I simulated millions of hands and found empirically that the probability is about 9.3%. I did this in two different programming languages using a few different RNGs for shuffling. The C++ code is linked at the bottom of this post.
However, the following reasoning implies that this is wrong:
Choose five values (out of 13). For each of them, choose two cards to make the pair from. This gets you ten cards which consist of five distinct pairs. Then choose 3 cards from the remaining 42 to fill out the rest of hand.
Thus the number of ways to make five pair is: ${13 \choose 5} {4 \choose 2}^5 {42 \choose 3}$. So the probability should be: $$\frac{{13 \choose 5} {4 \choose 2}^5 {42 \choose 3}}{{52 \choose 13}}.$$
Actually, this doesn't take into account the possibility of making quads (it assumes all the values are distinct). But it should at least give a lower bound.
Putting the following expression into Wolfram Alpha or Google shows that the probability is about 18.09% : "((13 choose 5) * (4 choose 2)^5 * (42 choose 3)) / (52 choose 13)"
What is the reason for this discrepancy? Is my reasoning wrong, or my code?
C++ simulation code: http://pastebin.com/DGh63B5b
Your combinatorial formula is triple counting hands that contain three of a kind.

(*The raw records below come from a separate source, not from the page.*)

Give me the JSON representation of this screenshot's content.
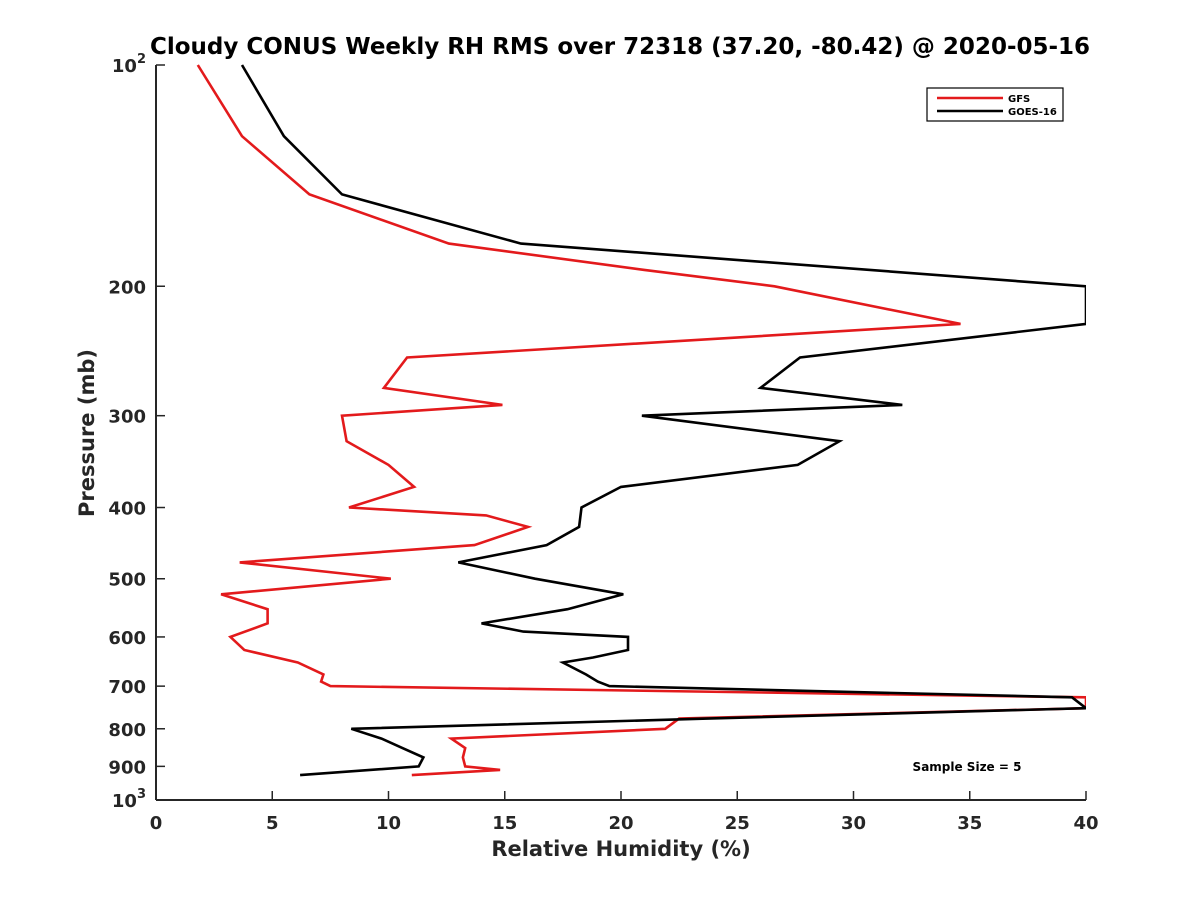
{
  "chart_data": {
    "type": "line",
    "title": "Cloudy CONUS Weekly RH RMS over 72318 (37.20, -80.42) @ 2020-05-16",
    "xlabel": "Relative Humidity (%)",
    "ylabel": "Pressure (mb)",
    "xlim": [
      0,
      40
    ],
    "ylim": [
      100,
      1000
    ],
    "yscale": "log",
    "y_reversed": true,
    "grid": false,
    "legend_position": "top-right",
    "x_ticks": [
      "0",
      "5",
      "10",
      "15",
      "20",
      "25",
      "30",
      "35",
      "40"
    ],
    "y_ticks": [
      {
        "value": 100,
        "base": "10",
        "exp": "2"
      },
      {
        "value": 200,
        "label": "200"
      },
      {
        "value": 300,
        "label": "300"
      },
      {
        "value": 400,
        "label": "400"
      },
      {
        "value": 500,
        "label": "500"
      },
      {
        "value": 600,
        "label": "600"
      },
      {
        "value": 700,
        "label": "700"
      },
      {
        "value": 800,
        "label": "800"
      },
      {
        "value": 900,
        "label": "900"
      },
      {
        "value": 1000,
        "base": "10",
        "exp": "3"
      }
    ],
    "annotation": "Sample Size = 5",
    "series": [
      {
        "name": "GFS",
        "color": "#e31a1c",
        "points": [
          [
            1.8,
            100
          ],
          [
            3.7,
            125
          ],
          [
            6.6,
            150
          ],
          [
            12.6,
            175
          ],
          [
            21.0,
            190
          ],
          [
            26.6,
            200
          ],
          [
            34.6,
            225
          ],
          [
            10.8,
            250
          ],
          [
            9.8,
            275
          ],
          [
            14.9,
            290
          ],
          [
            8.0,
            300
          ],
          [
            8.2,
            325
          ],
          [
            10.0,
            350
          ],
          [
            11.1,
            375
          ],
          [
            8.3,
            400
          ],
          [
            14.2,
            410
          ],
          [
            16.0,
            425
          ],
          [
            13.7,
            450
          ],
          [
            3.6,
            475
          ],
          [
            10.1,
            500
          ],
          [
            2.8,
            525
          ],
          [
            4.8,
            550
          ],
          [
            4.8,
            575
          ],
          [
            3.2,
            600
          ],
          [
            3.8,
            625
          ],
          [
            6.1,
            650
          ],
          [
            7.2,
            675
          ],
          [
            7.1,
            690
          ],
          [
            7.5,
            700
          ],
          [
            40.0,
            725
          ],
          [
            40.0,
            750
          ],
          [
            22.5,
            775
          ],
          [
            21.9,
            800
          ],
          [
            12.7,
            825
          ],
          [
            13.3,
            850
          ],
          [
            13.2,
            875
          ],
          [
            13.3,
            900
          ],
          [
            14.8,
            910
          ],
          [
            11.0,
            925
          ]
        ]
      },
      {
        "name": "GOES-16",
        "color": "#000000",
        "points": [
          [
            3.7,
            100
          ],
          [
            5.5,
            125
          ],
          [
            8.0,
            150
          ],
          [
            15.7,
            175
          ],
          [
            40.0,
            200
          ],
          [
            40.0,
            225
          ],
          [
            27.7,
            250
          ],
          [
            26.0,
            275
          ],
          [
            32.1,
            290
          ],
          [
            20.9,
            300
          ],
          [
            29.4,
            325
          ],
          [
            27.6,
            350
          ],
          [
            20.0,
            375
          ],
          [
            18.3,
            400
          ],
          [
            18.2,
            425
          ],
          [
            16.8,
            450
          ],
          [
            13.0,
            475
          ],
          [
            16.3,
            500
          ],
          [
            20.1,
            525
          ],
          [
            17.7,
            550
          ],
          [
            14.0,
            575
          ],
          [
            15.8,
            590
          ],
          [
            20.3,
            600
          ],
          [
            20.3,
            625
          ],
          [
            18.8,
            640
          ],
          [
            17.5,
            650
          ],
          [
            18.5,
            675
          ],
          [
            19.0,
            690
          ],
          [
            19.5,
            700
          ],
          [
            39.4,
            725
          ],
          [
            40.0,
            750
          ],
          [
            23.7,
            775
          ],
          [
            8.4,
            800
          ],
          [
            9.7,
            825
          ],
          [
            10.6,
            850
          ],
          [
            11.5,
            875
          ],
          [
            11.3,
            900
          ],
          [
            6.2,
            925
          ]
        ]
      }
    ]
  }
}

For example, a hand containing the Queens of Clubs, Spades, and Hearts is, by your formula, counted once with the Club and Spades as one of the pairs and the Heart among the remaining $42$ cards, again with the Club and Heart as one of the pairs and the Spade among the remaining $42$ cards, and once more with the Spade and the Heart as one of the pairs and the Club among the remaining $42$ cards.
A correct lower bound would come from ${13\choose5}{4\choose2}{32\choose3}$, which counts the number of ways to form a hand with $5$ pairs of distinct values and no three of a kinds (i.e., the final three cards come from the $32$ cards that don't match any of the $5$ pairs). This gives a probability of about $7.8\%$, which is less than what your simulation produces.